Tag Archives: marijuna reform

Misunderstanding Motivation

13 Apr

I am increasingly fascinated by our collective ignorance of what drives our desires, actions, and visions of delight – as our basest needs are met, wealth and “utility,” the cold economic term for happiness, diverge logarithmically. And I am not the only one focusing on this. Dan Pink did a wonderful talk at RSA on the subject. David Brooks wrote a book and a piece in the New Yorker on this question as well. I can’t go a week without reading a story how wealth and happiness only partially relate at all, and rarely directly.

Our laws, legal system and public policy, of course, will lag such scientific understanding or debate. Transforming new academic positions into productive governmental positions take time. But as the simplistic economic rational actor theory – that all people will logically and predictably choose more of a good than less, and make personal choices to maximize their economic situation at the least cost – becomes more and more exposed as trite and incomplete at best, our laws and policies based upon that theory are revealed as incongruous to the facts. Our tax laws and penal code are based upon the idea that we can induce, encourage, and incentivize behavior (Nudge it, perhaps) based upon cash pay outs or punishments, carrots and sticks, because Americans are rational actors. Let me give two seemingly unrelated examples where that is clearly not the case: NPR and marijuana.   
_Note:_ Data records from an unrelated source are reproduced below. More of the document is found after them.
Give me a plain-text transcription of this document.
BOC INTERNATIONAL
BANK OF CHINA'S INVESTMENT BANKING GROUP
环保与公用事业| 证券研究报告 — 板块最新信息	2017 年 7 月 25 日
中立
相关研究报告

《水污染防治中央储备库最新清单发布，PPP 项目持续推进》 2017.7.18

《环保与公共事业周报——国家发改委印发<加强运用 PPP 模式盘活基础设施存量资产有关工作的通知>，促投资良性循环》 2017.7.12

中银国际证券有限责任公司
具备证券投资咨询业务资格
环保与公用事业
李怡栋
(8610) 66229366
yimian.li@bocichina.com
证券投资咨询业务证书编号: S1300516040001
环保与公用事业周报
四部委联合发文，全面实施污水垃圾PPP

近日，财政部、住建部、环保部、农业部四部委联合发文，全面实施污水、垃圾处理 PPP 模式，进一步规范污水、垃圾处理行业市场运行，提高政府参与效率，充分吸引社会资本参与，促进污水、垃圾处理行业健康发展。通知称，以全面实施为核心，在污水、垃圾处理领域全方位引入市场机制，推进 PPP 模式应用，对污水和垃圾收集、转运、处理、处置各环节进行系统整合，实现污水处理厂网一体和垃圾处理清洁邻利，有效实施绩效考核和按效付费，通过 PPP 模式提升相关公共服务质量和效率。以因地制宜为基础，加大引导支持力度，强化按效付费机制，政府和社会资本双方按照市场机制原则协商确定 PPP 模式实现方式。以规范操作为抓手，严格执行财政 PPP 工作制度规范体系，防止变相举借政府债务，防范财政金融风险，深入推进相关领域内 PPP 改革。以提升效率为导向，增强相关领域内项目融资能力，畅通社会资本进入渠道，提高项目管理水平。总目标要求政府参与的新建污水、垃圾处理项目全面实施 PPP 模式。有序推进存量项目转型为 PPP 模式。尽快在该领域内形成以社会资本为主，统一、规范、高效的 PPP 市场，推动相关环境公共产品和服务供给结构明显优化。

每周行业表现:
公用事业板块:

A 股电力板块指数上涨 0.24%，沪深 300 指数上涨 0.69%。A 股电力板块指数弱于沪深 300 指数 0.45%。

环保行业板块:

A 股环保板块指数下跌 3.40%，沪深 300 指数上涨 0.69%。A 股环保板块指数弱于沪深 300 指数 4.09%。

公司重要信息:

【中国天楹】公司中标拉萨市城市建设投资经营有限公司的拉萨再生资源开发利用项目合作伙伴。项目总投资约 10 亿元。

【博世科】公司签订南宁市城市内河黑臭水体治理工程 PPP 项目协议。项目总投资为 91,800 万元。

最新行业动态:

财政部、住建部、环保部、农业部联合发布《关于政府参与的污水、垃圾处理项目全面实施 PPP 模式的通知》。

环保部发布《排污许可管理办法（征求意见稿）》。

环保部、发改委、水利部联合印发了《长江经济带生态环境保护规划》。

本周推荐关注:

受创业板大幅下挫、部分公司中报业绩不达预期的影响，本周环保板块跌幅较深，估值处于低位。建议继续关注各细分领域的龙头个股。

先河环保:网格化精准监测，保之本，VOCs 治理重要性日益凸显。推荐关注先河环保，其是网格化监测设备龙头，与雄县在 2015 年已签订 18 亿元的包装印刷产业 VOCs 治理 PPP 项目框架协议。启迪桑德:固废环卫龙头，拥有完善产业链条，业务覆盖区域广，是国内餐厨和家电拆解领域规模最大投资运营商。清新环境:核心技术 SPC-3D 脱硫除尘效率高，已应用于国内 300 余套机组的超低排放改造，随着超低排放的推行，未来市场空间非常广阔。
Lost in the debate about federal funding of NPR, as Republican politicians seemingly wish to exact revenge for some perceived slight, and Libertarians and budget cutters seek to remove the government from educating and informing the public via radio at all, is that if the economic rational actor theory was wholly accurate, NPR should not exist at all. Corporate NPR gets little of its funding from the federal government, but they are merely the news organization that produces the programming. The individual NPR station in towns and cities and rural areas across the country receive the greatest percentage of their funding from individual listeners. But it is in no one’s personal economic interest to donate their money to a radio station. Listening to the news is free, and as far as any individual can tell, the news will appear whether I give money or not. Why pay for an item when I can have it for no cost? That is not economically rational. As a tax break, I get a maximum of 35 cents back to my dollar donated – the rational economic choice is to keep the dollar.  Business donations make up the second major chunk of funding, but there too advertising dollars would be better spent. Why spend $1000 to get a ten second mention on NPR when I can have a full ad in another outlet or venue? Radio host Michael Medved speaks for many conservatives when he says he would donate money to NPR the day federal money dries up. Why? Because just like the motivation to donate to NPR, the debate about governmental funding of it is about a lot more than the economics.
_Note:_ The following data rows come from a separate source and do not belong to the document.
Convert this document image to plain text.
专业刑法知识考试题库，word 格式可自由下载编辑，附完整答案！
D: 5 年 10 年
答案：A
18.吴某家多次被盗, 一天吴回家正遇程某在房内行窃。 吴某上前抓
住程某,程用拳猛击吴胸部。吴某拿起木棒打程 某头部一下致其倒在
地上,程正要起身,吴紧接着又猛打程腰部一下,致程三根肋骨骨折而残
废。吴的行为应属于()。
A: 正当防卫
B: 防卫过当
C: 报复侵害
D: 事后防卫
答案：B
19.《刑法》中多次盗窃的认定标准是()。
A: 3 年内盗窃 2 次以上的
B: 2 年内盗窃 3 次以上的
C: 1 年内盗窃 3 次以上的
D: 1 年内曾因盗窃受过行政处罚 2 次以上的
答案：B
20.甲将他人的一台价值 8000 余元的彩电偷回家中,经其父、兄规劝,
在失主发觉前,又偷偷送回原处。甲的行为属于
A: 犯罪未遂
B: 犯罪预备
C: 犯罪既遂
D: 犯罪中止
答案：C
Similarly, laws and public policy fail to account for, control, or incentive the use (or disuse) of marijuana. If man were a rational actor, the punishment for smoking pot would effectively discourage its use. But despite nearly 900,000 arrests a year, or roughly one in 25 who smoke regularly, marijuana remains the third most used recreational drug behind alcohol and tobacco. Roughly one third of Americans have smoked it at some point, and 25 million a year partake. Smoking pot is like speeding, jaywalking and drinking underage – technically illegal behavior that is widely socially accepted and now little influenced by the law. Thirty percent of Americans live in a jurisdiction with lax marijuana laws, and academic studies in those areas (plus Holland and other western nations that have taken similar steps) have shown that Doritos stay on the shelves and productivity does not decline. In other words, everyone who wants to smoke pot is smoking it, the world hasn’t ended, and our rational actor public policy needs to catch up with our understanding of human nature.